Non solo i vecchi fans. Sono molti i giovani che aspettano di ascoltare dal vivo gli Yes; la vostra discografia è molto ampia e risente dei numerosi cambiamenti di formazione, nonché dell’evoluzione della vostra musica. Puoi indicare ad un giovane cosa dovrebbe ascoltare e perché?
Suggerirei loro di ascoltare sia Fragile sia 90125. Poco importa se a separarli ci sono dieci anni, sono due album molto avventurosi e conservano un’immagine per me magica
Puoi dire all’interno del prog quali erano le influenze colte e classiche degli Yes rispetto alle altre band?
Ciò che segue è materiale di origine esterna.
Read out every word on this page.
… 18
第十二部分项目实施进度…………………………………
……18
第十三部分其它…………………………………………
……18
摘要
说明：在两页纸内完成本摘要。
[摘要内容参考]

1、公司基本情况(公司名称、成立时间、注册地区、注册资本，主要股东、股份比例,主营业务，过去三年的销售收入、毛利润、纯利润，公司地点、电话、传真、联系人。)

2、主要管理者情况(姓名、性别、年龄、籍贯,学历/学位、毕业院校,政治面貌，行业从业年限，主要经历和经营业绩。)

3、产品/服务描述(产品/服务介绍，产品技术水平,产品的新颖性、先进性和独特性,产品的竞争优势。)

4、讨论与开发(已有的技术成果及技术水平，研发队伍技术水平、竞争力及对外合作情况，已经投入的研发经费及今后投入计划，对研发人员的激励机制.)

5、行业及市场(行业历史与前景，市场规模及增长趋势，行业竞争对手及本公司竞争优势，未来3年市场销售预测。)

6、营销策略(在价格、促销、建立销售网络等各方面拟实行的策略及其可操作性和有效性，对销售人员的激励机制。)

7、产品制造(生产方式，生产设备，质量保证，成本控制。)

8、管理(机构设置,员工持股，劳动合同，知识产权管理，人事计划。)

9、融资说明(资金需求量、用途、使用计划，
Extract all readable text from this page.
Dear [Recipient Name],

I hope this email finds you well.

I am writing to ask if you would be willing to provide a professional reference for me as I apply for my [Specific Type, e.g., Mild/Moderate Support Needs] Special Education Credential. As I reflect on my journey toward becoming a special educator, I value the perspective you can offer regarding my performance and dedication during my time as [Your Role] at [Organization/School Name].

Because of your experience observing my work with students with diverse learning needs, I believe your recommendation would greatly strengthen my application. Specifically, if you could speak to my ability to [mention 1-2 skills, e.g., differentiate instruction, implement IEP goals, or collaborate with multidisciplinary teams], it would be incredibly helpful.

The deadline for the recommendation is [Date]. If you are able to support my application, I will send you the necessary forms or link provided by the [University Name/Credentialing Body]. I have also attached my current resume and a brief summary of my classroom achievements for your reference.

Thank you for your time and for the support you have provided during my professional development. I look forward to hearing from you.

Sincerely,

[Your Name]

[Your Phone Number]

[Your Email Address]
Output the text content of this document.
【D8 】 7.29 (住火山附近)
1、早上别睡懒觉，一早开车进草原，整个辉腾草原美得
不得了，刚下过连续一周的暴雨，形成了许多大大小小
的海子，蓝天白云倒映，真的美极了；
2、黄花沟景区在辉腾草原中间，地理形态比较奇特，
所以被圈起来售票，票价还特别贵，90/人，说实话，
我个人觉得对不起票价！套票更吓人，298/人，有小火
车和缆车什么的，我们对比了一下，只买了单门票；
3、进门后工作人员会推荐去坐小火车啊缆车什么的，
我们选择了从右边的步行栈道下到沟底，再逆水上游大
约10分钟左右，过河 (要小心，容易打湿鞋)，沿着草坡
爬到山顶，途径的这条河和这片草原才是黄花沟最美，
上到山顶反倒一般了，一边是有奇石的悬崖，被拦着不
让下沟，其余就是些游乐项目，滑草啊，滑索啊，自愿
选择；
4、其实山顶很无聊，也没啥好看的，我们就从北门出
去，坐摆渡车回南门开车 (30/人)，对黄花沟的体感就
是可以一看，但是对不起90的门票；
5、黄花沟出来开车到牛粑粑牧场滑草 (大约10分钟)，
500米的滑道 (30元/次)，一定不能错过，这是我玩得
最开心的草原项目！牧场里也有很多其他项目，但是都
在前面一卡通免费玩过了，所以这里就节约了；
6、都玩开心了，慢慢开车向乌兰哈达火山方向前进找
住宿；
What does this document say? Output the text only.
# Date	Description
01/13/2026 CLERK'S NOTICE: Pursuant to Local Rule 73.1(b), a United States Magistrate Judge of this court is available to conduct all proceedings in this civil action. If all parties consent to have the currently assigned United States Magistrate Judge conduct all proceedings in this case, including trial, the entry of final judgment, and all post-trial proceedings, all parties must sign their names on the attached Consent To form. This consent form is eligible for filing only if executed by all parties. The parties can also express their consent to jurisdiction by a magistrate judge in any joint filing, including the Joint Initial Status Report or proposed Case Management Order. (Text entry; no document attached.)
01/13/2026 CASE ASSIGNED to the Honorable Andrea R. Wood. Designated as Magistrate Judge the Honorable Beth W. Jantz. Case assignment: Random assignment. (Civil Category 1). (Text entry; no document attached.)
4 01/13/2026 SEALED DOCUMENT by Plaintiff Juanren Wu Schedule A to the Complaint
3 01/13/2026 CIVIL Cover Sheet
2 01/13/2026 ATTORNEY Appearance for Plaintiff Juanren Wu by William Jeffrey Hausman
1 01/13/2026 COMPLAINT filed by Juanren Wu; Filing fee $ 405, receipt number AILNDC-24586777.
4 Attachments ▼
La maggior parte delle band della fine degli anni ’60 ci piacevano molto e seguivamo così i Beatles, i Beach Boys e gli Who. Ma c’erano anche Frank Zappa e i Buffalo Springfield che andavano a braccetto con i grandi classici Stravinsky, Dvorak, Sibelius. Ascoltavamo anche i grandi del jazz come Miles Davis e Charlie Mingus. E anche i vecchi cantanti folk degli anni ’40.
È stata sempre potente anche la componente letteraria e visiva. Non eravate i soli: tutto il progressive raccoglieva testimonianze da mondi lontanissimi per il rock: fantascienza, spiritualità, mitologia
Nei ’70 quasi tutti gli album furono come dire molto immaginativi. Già c’erano stati Tommy e Sgt. Pepper, queste furono una delle ragioni che ci portò a considerare le copertine dei dischi preziose. Tutte si aprivano. Le nostre copertine le illustrava Roger Dean e un album diventava un viaggio musicale condotto su più livelli. Era passato il tempo di considerare un album come solo un contenitore di musica, di una o due canzoni pop.
Uno degli elementi che hanno contraddistinto gli Yes è stata la tua voce. Oggi come la mantieni in forma?
Sto molto bene in salute ed in questo sono molto fortunato. E mi diverto ancora a cantare. E soprattutto non fumo.
Hai collaborato con tanti musicisti tra cui Vangelis. Come giudichi la versione di Donna Summer e Quincy Jones di «State of Indipendence»?
Un momento molto eccitante vedere tutti questi grandi cantanti che cantavano quella canzone (un supercoro che affiancava la cantante di Boston, formato fra gli altri da Michael Jackson, Stevie Wonder, Dionnne Warwick, ndr) ha fatto sentire sempre bene ed è sorprendente ciò che loro fanno.
Sul palco come te la caverai con Rabin e chi deciderà la scaletta dei concerti?
Trevor è un bravo ragazzo oltre ad essere un incredibile chitarrista. Inoltre sa far divertire molto. Somiglia all’attore comico John Cleese. Trevor e Rick quando parlano mettono il buonumore che per me è fondamentale e meraviglioso avere nel momento in cui si sta sul palco a suonare. Così noi ci prepariamo a celebrare la musica degli Yes ad ogni concerto.